Games for Windows Live was a miserable failure, but Game Pass, Microsoft’s new subscription service, is not. The platform lets players access a wide range of PC and Xbox games for a set monthly fee (roughly equivalent to an Amazon Prime subscription) and has proved hugely popular, with Xbox head Phil Spencer announcing it had 25 million subscribers as of January this year.
This success has all kinds of ramifications for PC gaming. Some are positive, such as players accessing a large number of games for a relatively small fee. Others are more concerning, such as players getting distanced from ownership of their own media. But what intrigues me most about the potential shift from digital purchases to subscription services is how they might affect the games we play.
Currently, the most popular games are either massive, open-world single-player experiences, or online, microtransaction-based games such as Apex Legends and Call of Duty: Warzone. There are many reasons why these games are popular, but one is that they offer good value for money.

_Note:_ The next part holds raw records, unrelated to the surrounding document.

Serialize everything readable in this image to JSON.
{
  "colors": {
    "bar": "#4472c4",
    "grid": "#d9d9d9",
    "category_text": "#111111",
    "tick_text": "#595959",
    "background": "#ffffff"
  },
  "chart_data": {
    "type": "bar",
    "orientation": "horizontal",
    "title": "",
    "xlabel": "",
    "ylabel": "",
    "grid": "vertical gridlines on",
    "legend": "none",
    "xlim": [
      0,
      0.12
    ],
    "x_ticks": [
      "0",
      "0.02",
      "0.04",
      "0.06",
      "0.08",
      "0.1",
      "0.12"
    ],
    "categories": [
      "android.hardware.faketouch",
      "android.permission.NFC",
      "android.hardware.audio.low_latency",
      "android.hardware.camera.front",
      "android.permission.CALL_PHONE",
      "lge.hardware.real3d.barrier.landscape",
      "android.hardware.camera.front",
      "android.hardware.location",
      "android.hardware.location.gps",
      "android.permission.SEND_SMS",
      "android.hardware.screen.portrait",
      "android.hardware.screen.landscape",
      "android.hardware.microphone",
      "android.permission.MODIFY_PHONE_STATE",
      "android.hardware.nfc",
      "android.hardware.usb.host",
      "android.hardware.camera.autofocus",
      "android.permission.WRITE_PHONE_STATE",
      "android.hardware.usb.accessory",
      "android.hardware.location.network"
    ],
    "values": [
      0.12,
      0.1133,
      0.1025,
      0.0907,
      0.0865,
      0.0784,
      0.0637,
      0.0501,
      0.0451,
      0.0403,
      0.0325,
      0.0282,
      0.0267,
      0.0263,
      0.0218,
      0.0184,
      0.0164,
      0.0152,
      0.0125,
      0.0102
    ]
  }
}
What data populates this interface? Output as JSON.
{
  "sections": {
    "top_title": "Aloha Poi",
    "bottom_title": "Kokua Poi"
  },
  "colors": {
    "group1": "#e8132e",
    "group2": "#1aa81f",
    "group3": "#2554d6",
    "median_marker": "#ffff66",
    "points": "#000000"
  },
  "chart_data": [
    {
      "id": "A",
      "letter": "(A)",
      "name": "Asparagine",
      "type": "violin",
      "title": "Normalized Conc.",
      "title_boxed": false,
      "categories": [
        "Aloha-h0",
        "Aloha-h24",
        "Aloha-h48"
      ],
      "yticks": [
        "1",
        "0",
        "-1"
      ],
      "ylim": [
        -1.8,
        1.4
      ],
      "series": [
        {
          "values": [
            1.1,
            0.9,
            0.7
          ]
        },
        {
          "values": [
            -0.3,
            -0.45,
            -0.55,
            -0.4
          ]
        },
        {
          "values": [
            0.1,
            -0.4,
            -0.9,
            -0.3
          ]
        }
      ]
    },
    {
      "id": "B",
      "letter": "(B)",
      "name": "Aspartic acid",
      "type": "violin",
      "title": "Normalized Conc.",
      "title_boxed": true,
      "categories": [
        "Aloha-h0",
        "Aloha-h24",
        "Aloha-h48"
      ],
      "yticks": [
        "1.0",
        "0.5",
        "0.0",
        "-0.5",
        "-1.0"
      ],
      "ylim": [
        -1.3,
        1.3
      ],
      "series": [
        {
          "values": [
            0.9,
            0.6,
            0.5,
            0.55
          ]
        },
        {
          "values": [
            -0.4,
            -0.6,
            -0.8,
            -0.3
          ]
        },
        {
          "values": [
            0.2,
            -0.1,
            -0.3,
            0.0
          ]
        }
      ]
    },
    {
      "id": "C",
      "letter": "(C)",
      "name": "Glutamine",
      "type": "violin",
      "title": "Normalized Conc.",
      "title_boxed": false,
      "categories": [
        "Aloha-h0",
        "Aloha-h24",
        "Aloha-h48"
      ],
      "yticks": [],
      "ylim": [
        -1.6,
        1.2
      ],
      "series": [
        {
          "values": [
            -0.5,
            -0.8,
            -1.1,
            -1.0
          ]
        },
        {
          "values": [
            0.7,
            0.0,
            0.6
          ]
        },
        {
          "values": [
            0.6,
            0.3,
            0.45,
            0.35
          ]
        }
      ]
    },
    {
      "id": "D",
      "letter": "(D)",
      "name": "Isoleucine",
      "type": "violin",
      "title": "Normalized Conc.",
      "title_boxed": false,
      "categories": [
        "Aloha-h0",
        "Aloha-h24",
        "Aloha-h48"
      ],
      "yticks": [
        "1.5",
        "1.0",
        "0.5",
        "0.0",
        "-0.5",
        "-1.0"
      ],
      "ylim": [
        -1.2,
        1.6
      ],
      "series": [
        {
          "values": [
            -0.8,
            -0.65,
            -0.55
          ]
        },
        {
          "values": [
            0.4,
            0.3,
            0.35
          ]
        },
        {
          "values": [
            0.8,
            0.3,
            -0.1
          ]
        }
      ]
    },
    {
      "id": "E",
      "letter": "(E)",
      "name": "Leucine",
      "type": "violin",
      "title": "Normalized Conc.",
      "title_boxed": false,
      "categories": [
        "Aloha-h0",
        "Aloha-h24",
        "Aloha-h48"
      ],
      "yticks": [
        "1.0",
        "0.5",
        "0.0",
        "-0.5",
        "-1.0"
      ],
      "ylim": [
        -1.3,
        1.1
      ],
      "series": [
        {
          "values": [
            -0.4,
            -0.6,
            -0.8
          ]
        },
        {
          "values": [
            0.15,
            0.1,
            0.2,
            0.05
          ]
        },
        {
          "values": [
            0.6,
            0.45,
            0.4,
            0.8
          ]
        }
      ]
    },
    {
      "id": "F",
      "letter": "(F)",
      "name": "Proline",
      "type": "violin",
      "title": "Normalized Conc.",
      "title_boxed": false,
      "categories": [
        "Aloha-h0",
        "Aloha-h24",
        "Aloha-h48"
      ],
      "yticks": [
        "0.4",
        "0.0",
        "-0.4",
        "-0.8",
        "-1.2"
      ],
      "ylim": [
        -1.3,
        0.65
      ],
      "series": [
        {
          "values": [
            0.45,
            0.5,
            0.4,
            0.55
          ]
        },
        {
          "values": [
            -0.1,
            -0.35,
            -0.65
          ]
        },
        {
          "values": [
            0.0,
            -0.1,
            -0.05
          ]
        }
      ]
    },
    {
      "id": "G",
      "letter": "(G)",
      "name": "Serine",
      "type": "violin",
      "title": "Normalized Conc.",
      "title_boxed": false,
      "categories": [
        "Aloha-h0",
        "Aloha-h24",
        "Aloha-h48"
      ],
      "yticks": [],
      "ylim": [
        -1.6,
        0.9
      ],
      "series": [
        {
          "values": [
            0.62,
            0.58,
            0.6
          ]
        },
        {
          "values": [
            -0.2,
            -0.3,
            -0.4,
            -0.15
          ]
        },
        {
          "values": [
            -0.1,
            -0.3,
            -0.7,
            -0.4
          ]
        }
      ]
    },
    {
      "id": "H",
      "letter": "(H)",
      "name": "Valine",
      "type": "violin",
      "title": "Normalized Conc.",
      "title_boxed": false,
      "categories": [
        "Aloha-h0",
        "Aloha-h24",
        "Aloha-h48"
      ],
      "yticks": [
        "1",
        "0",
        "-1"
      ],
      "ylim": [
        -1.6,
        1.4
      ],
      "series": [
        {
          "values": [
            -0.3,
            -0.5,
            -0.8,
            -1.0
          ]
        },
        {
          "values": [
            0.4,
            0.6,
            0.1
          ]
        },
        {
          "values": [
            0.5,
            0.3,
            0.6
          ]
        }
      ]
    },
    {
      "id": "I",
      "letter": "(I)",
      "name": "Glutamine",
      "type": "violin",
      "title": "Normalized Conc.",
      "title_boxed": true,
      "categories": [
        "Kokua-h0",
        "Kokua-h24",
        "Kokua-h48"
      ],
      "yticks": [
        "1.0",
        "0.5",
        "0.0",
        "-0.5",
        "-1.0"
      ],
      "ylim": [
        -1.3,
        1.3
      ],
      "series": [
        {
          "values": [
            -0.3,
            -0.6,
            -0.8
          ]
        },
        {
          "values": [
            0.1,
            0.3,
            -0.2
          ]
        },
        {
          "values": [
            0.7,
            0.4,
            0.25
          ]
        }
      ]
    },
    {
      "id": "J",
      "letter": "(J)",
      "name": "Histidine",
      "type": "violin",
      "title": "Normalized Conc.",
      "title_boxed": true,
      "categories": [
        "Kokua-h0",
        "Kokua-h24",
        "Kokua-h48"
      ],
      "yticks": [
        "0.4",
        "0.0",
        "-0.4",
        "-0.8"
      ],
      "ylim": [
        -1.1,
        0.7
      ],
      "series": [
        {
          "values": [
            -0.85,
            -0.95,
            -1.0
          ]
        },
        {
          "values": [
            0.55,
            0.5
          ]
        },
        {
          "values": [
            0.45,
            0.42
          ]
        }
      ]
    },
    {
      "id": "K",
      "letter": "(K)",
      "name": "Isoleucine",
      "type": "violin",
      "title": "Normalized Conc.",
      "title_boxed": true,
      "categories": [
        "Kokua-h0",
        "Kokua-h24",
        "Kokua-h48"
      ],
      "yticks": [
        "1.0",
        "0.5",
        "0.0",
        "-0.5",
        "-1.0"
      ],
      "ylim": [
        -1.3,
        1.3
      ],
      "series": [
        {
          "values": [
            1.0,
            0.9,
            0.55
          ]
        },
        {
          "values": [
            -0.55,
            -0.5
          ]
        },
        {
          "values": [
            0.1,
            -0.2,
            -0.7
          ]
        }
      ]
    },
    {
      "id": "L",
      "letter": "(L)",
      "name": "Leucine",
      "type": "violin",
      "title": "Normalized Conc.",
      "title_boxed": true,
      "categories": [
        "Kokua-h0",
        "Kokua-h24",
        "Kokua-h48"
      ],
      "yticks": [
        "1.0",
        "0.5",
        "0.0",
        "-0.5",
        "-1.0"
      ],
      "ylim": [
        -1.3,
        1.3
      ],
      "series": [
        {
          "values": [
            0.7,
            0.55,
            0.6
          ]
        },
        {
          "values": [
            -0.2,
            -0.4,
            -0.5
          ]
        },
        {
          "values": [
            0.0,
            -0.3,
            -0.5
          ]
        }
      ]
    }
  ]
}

A game such as Elden Ring or Assassin’s Creed Valhalla offers dozens of hours of play for the £50 you spend on them, while Warzone and Apex potentially offer hundreds of hours of play for little investment.
But developing such games makes considerably less sense for a subscription service, where the key draw isn’t the size or the price of individual games, but the breadth of the library itself.
When you subscribe to Netflix, you want a choice of plenty of good-quality films and TV series. The length of an individual series doesn’t really matter, because you’ve always got another one lined up to watch.
It follows that the same would be true for a gaming subscription service. You’ll want to explore as much of that large library of games as possible, and if a game doesn’t grab you quickly and give you a consistently enjoyable experience, there’s no sunk cost holding your attention to ransom.
Assuming Game Pass continues to be successful, I reckon the types of games available on it will change over time. Developers working for Microsoft will shift from making 80-hour games that take many years to develop, to creating a larger quantity of shorter experiences that add greater face value to the library.
Whether or not this is good or bad largely depends on how much you like massive open-world games (and I don’t think those experiences will vanish entirely). I’m up for seeing developers given the chance to experiment with smaller projects that release quicker, and being able to sample a wider range of experience, rather than losing an entire month’s worth of evenings to a single game.